The primary business model shift driven by AI is from per-seat software (SaaS) to selling units of automated labor or work product, fundamentally changing how value is created and captured [82, 56].
The best defensive strategy for companies in the fast-moving AI market is not a data moat, but building a multi-product bundle that becomes deeply integrated into a customer's workflow [15, 106].
The future of large-scale AI development is dictated by physical world constraints, primarily the availability of cheap, dense energy and the specialized hardware supply chain, which will concentrate power geographically [21, 45, 88].
The current AI market is so open and fast-moving that companies not experiencing explosive, near-immediate growth likely have a fundamental flaw in their product or strategy [113].
Government actions, such as heightened M&A scrutiny and state-level regulations, pose a significant threat to the technology ecosystem by limiting startup exit opportunities and curtailing innovation [24, 25].
2016-2017
Began investing heavily in the cryptocurrency sector, making an early investment in Coinbase based on the thesis that it was an index on the entire market [11, 92].
Circa 2017
Made a contrarian investment in defense technology company Anduril, founded by Palmer Luckey, at a time when it was unpopular for Silicon Valley firms to back weapons companies [2, 9].
2021-2022
Pivoted his investment focus to the generative AI sector, making early-stage investments in companies like Perplexity, Harvey, Decagon, and Abridge as foundation models became more accessible [8, 79].
Circa 2023-2024
Co-founded Branko with Jared Kushner and Eric Wu, an enterprise AI company aimed at large corporations and governments, and co-led its $30 million Series A round [4, 5].
Present
Actively advises founders in the AI space, warning of a potential valuation peak and recommending they consider selling within the next 12-18 months. He also focuses heavily on the physical constraints of AI, such as energy and hardware supply chains, as the next major bottleneck [90, 21, 88].
▶The Physical Constraints of a Digital Revolution
Gil repeatedly emphasizes that the primary bottlenecks for AI progress are shifting from software to physical infrastructure. He highlights current constraints in the supply chain for specialized memory [74, 88] and predicts future limitations will be energy availability, power grid capacity, and the speed of data center construction [21, 116]. This leads him to conclude that Europe is becoming uncompetitive for AI training due to high energy costs [45].
This theme suggests that the next phase of the AI race will be won not just by superior algorithms, but by securing control over the physical supply chain, creating significant investment opportunities in energy, hardware manufacturing, and real estate suitable for data centers.
▶AI Market Structure: Hyper-Growth and Oligopoly
Gil characterizes the current AI market by its unprecedented growth rates, with companies reaching billion-dollar revenues in a single year—a pace far exceeding previous tech giants [32, 75]. He believes this market is consolidating into an oligopoly dominated by a few foundation model players aligned with major cloud providers [119], with 91% of private AI market cap concentrated in the Bay Area [76].
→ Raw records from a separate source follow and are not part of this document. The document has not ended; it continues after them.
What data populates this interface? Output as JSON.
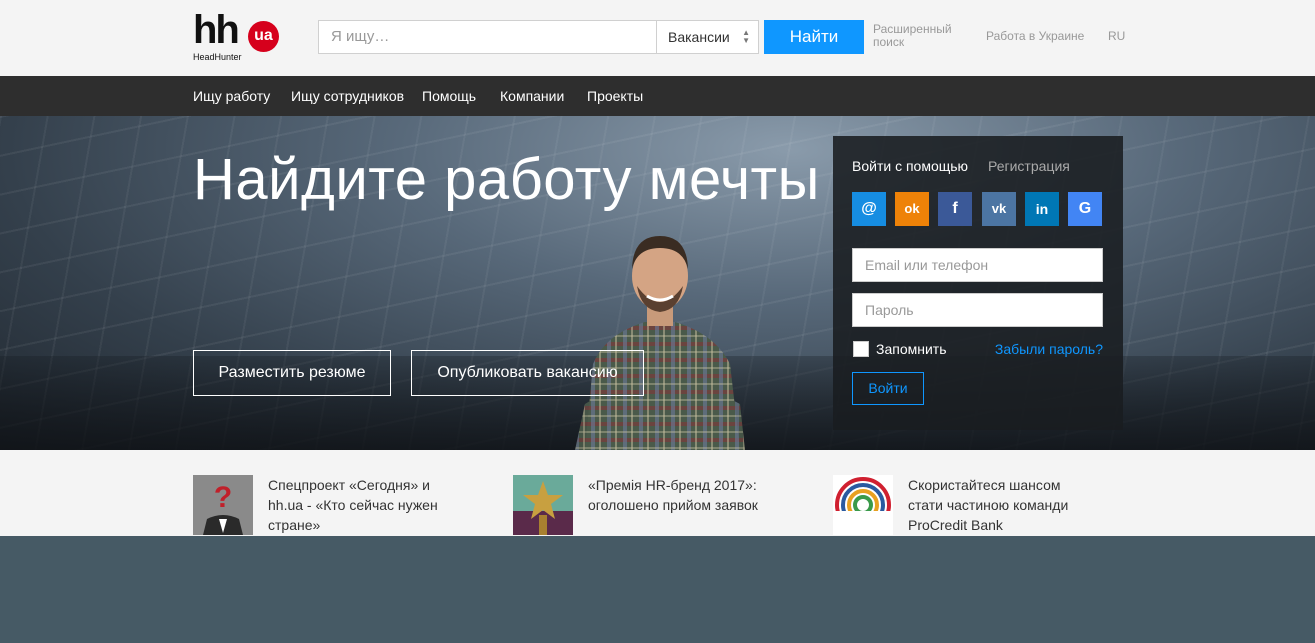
{
  "header": {
    "logo_text": "hh",
    "logo_badge": "ua",
    "logo_sub": "HeadHunter",
    "search_placeholder": "Я ищу…",
    "search_type": "Вакансии",
    "search_button": "Найти",
    "advanced_search": "Расширенный поиск",
    "region_link": "Работа в Украине",
    "language": "RU"
  },
  "nav": {
    "items": [
      {
        "label": "Ищу работу"
      },
      {
        "label": "Ищу сотрудников"
      },
      {
        "label": "Помощь"
      },
      {
        "label": "Компании"
      },
      {
        "label": "Проекты"
      }
    ]
  },
  "hero": {
    "title": "Найдите работу мечты",
    "post_resume": "Разместить резюме",
    "post_vacancy": "Опубликовать вакансию"
  },
  "login": {
    "tab_login": "Войти с помощью",
    "tab_register": "Регистрация",
    "social": [
      {
        "name": "mail-icon",
        "glyph": "@",
        "color": "#168de2"
      },
      {
        "name": "odnoklassniki-icon",
        "glyph": "ok",
        "color": "#ee8208"
      },
      {
        "name": "facebook-icon",
        "glyph": "f",
        "color": "#3b5998"
      },
      {
        "name": "vk-icon",
        "glyph": "vk",
        "color": "#4c75a3"
      },
      {
        "name": "linkedin-icon",
        "glyph": "in",
        "color": "#0077b5"
      },
      {
        "name": "google-icon",
        "glyph": "G",
        "color": "#4285f4"
      }
    ],
    "email_placeholder": "Email или телефон",
    "password_placeholder": "Пароль",
    "remember": "Запомнить",
    "forgot": "Забыли пароль?",
    "submit": "Войти"
  },
  "news": [
    {
      "text": "Спецпроект «Сегодня» и hh.ua - «Кто сейчас нужен стране»"
    },
    {
      "text": "«Премія HR-бренд 2017»: оголошено прийом заявок"
    },
    {
      "text": "Скористайтеся шансом стати частиною команди ProCredit Bank"
    }
  ]
}
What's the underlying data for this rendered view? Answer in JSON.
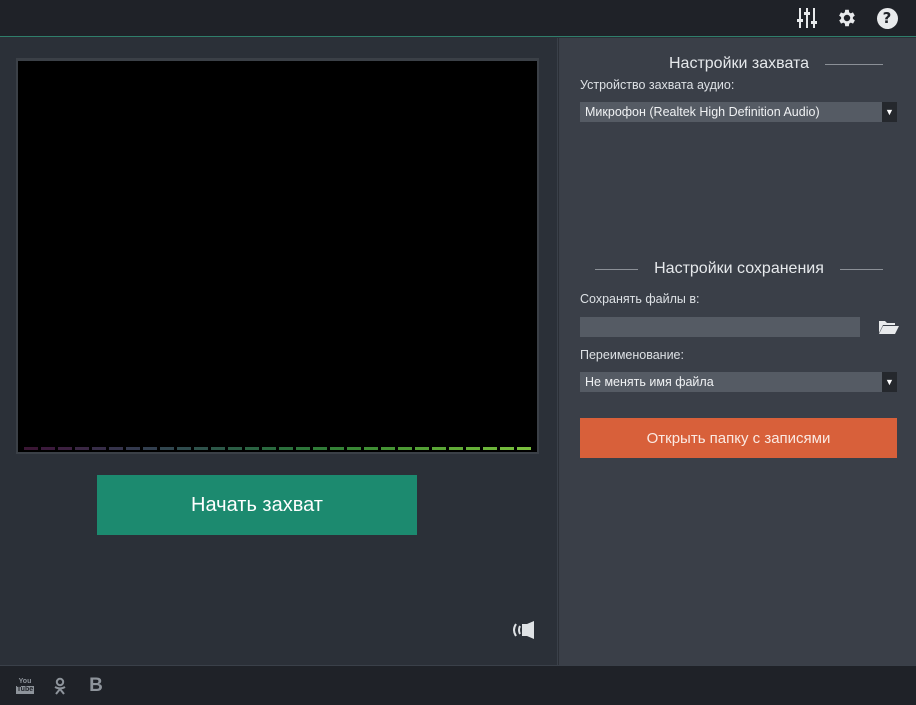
{
  "toolbar": {
    "icons": [
      "mixer-icon",
      "gear-icon",
      "help-icon"
    ],
    "help_glyph": "?"
  },
  "capture": {
    "start_label": "Начать захват",
    "meter_colors": [
      "#3a1634",
      "#3b1a3c",
      "#3c2040",
      "#3a2744",
      "#372d48",
      "#35334b",
      "#33394e",
      "#323f4f",
      "#31464f",
      "#2f4c4e",
      "#2e524b",
      "#2c5848",
      "#2b5e45",
      "#2a6442",
      "#2a6a3f",
      "#2b703c",
      "#2d763a",
      "#307c38",
      "#348236",
      "#398835",
      "#3f8e34",
      "#459434",
      "#4c9a34",
      "#53a035",
      "#5aa636",
      "#60ab37",
      "#66b038",
      "#6cb53a",
      "#73ba3c",
      "#7abf3e"
    ]
  },
  "settings": {
    "capture_title": "Настройки захвата",
    "audio_device_label": "Устройство захвата аудио:",
    "audio_device_value": "Микрофон (Realtek High Definition Audio)",
    "save_title": "Настройки сохранения",
    "save_path_label": "Сохранять файлы в:",
    "save_path_value": "",
    "rename_label": "Переименование:",
    "rename_value": "Не менять имя файла",
    "open_folder_label": "Открыть папку с записями"
  },
  "footer": {
    "youtube_top": "You",
    "youtube_bottom": "Tube",
    "vk_glyph": "B"
  },
  "colors": {
    "accent_green": "#1c8a6f",
    "accent_orange": "#d8603a",
    "panel_dark": "#2b3038",
    "panel_light": "#3a3f48"
  }
}
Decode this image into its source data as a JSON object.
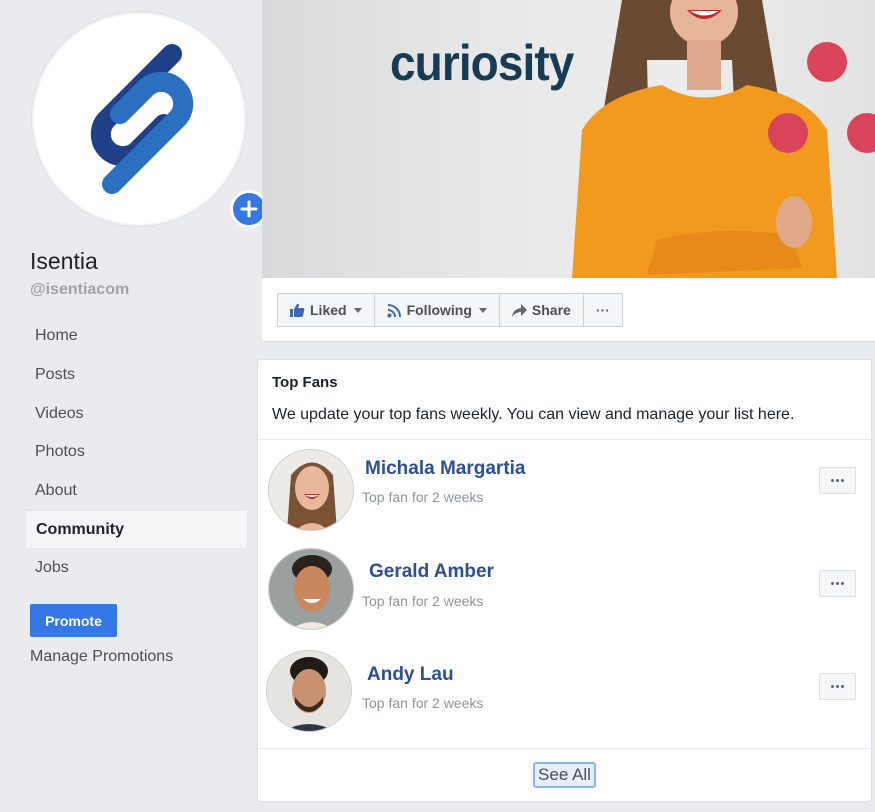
{
  "page": {
    "name": "Isentia",
    "handle": "@isentiacom"
  },
  "sidebar": {
    "items": [
      {
        "label": "Home",
        "active": false
      },
      {
        "label": "Posts",
        "active": false
      },
      {
        "label": "Videos",
        "active": false
      },
      {
        "label": "Photos",
        "active": false
      },
      {
        "label": "About",
        "active": false
      },
      {
        "label": "Community",
        "active": true
      },
      {
        "label": "Jobs",
        "active": false
      }
    ],
    "promote_label": "Promote",
    "manage_promotions_label": "Manage Promotions"
  },
  "cover": {
    "headline": "curiosity"
  },
  "actions": {
    "liked_label": "Liked",
    "following_label": "Following",
    "share_label": "Share",
    "more_label": "···"
  },
  "top_fans": {
    "title": "Top Fans",
    "description": "We update your top fans weekly. You can view and manage your list here.",
    "fans": [
      {
        "name": "Michala Margartia",
        "subtitle": "Top fan for 2 weeks"
      },
      {
        "name": "Gerald Amber",
        "subtitle": "Top fan for 2 weeks"
      },
      {
        "name": "Andy Lau",
        "subtitle": "Top fan for 2 weeks"
      }
    ],
    "see_all_label": "See All"
  },
  "colors": {
    "brand_blue": "#3578e5",
    "link_blue": "#2e4f96",
    "logo_dark": "#1f3f86",
    "logo_light": "#2a6fc0",
    "cover_text": "#173b52",
    "accent_red": "#d9445a",
    "shirt_orange": "#f29a1d"
  }
}
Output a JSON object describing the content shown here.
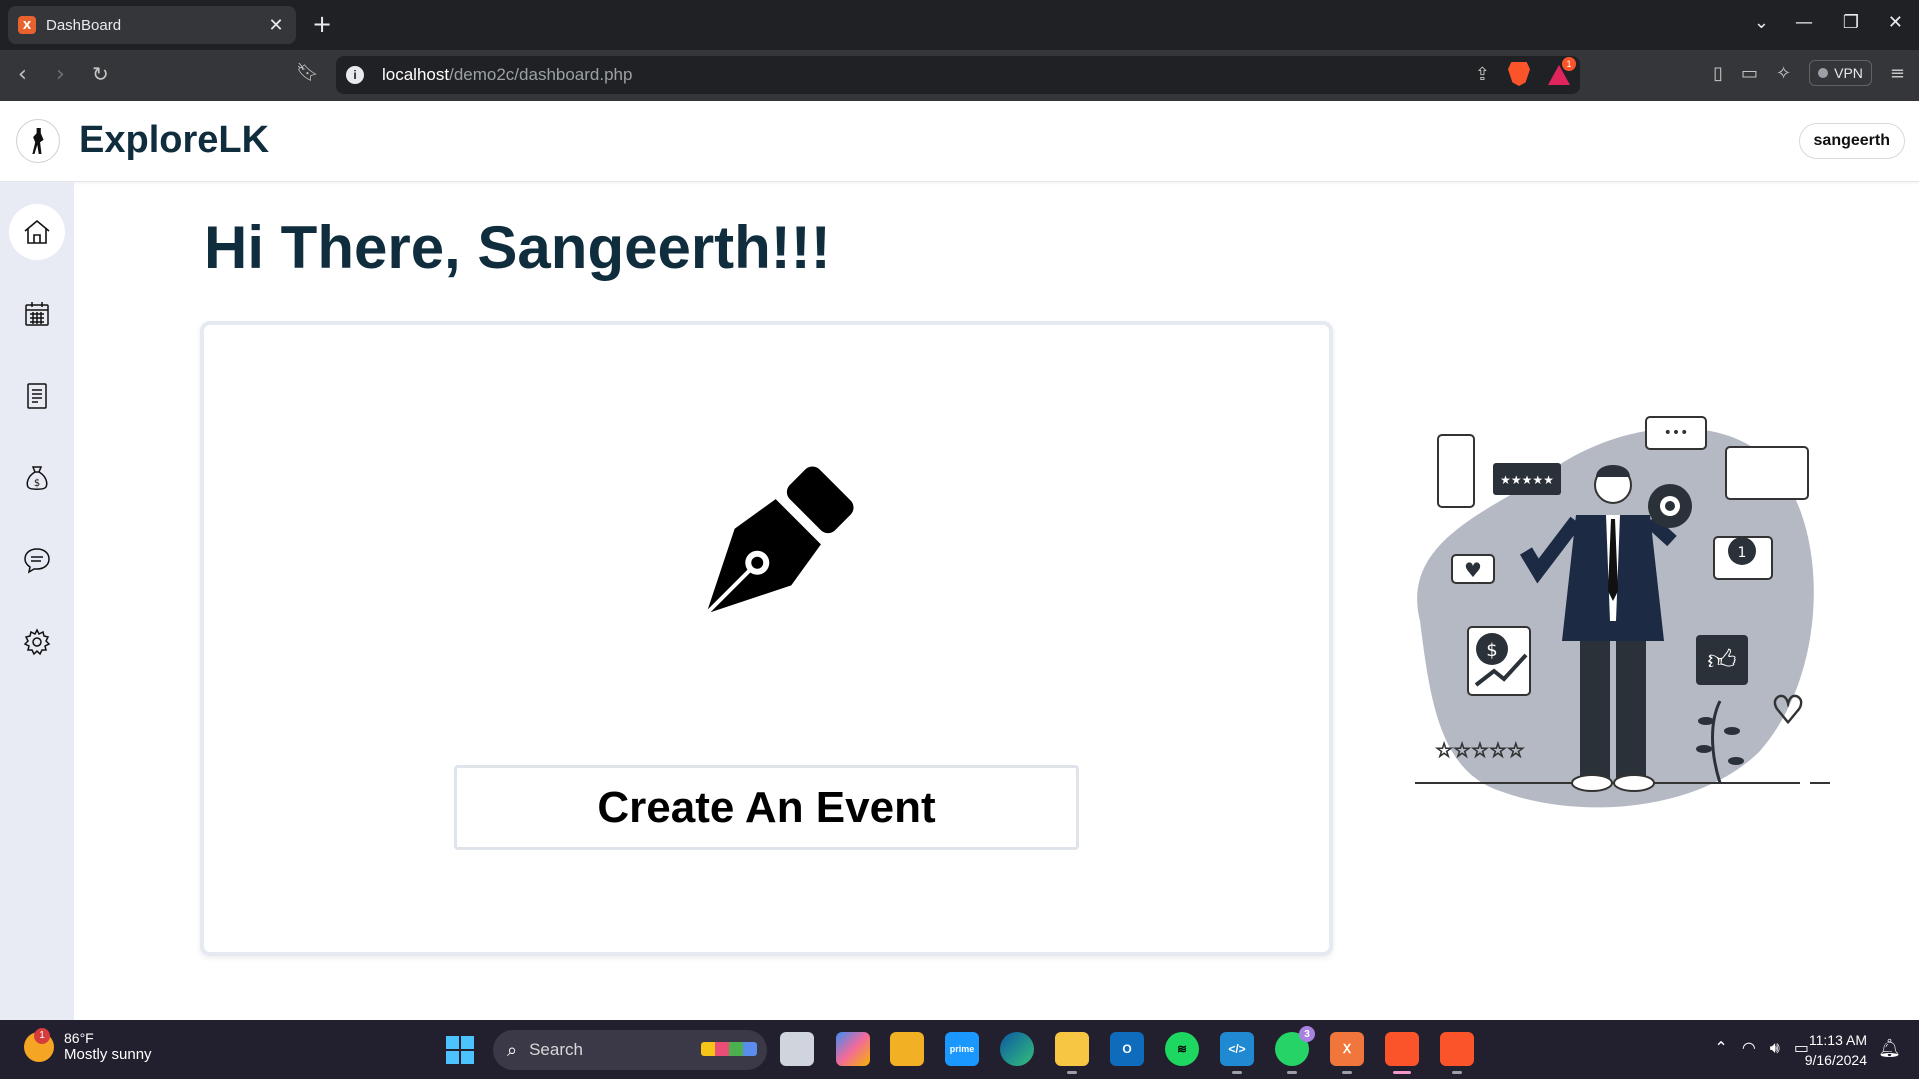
{
  "browser": {
    "tab_title": "DashBoard",
    "tab_favicon": "xampp-icon",
    "url_host": "localhost",
    "url_path": "/demo2c/dashboard.php",
    "brave_rewards_badge": "1",
    "vpn_label": "VPN"
  },
  "app": {
    "brand": "ExploreLK",
    "user": "sangeerth",
    "greeting": "Hi There, Sangeerth!!!",
    "create_button": "Create An Event",
    "sidebar": [
      {
        "name": "home",
        "icon": "home-icon",
        "active": true
      },
      {
        "name": "calendar",
        "icon": "calendar-icon",
        "active": false
      },
      {
        "name": "documents",
        "icon": "document-icon",
        "active": false
      },
      {
        "name": "budget",
        "icon": "money-bag-icon",
        "active": false
      },
      {
        "name": "messages",
        "icon": "chat-icon",
        "active": false
      },
      {
        "name": "settings",
        "icon": "gear-icon",
        "active": false
      }
    ]
  },
  "taskbar": {
    "weather_temp": "86°F",
    "weather_desc": "Mostly sunny",
    "weather_badge": "1",
    "search_label": "Search",
    "whatsapp_badge": "3",
    "time": "11:13 AM",
    "date": "9/16/2024"
  }
}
For investors, this points to a power-law market where returns will be highly concentrated in a few dominant platforms, making early identification of and access to these potential winners a critical factor for success.
▶The Great Business Model Shift: From SaaS to AI Labor
According to Gil, the fundamental business model disruption from generative AI is a shift away from selling per-seat software (SaaS) to selling automated units of labor or work product [82]. He cites companies like Sierra and Gagana, which offer utilization-based AI agents for customer support, as prime examples of this transition [56]. He advises companies to build multi-product bundles to create defensibility in this rapidly changing landscape [15].
This analysis signals a significant threat to incumbent SaaS companies whose value is based on seat-based licensing, while creating an opening for new startups that can price their services based on tangible outcomes and automation.
▶Founder and Investor Strategy in a Frothy Market
Gil's commentary provides a playbook for navigating the current AI boom. He advocates for a consensus investment approach, arguing that companies not showing explosive growth likely have a fundamental flaw [112, 113]. For successful founders, he gives the stark advice to seriously consider selling within the next 12 to 18 months, suggesting the market may be at a peak valuation opportunity [90].
Gil's perspective suggests that traditional 'wait-and-see' or long-term growth strategies may be ill-suited for the current AI cycle; speed, rapid scaling, and opportunistic exits are paramount.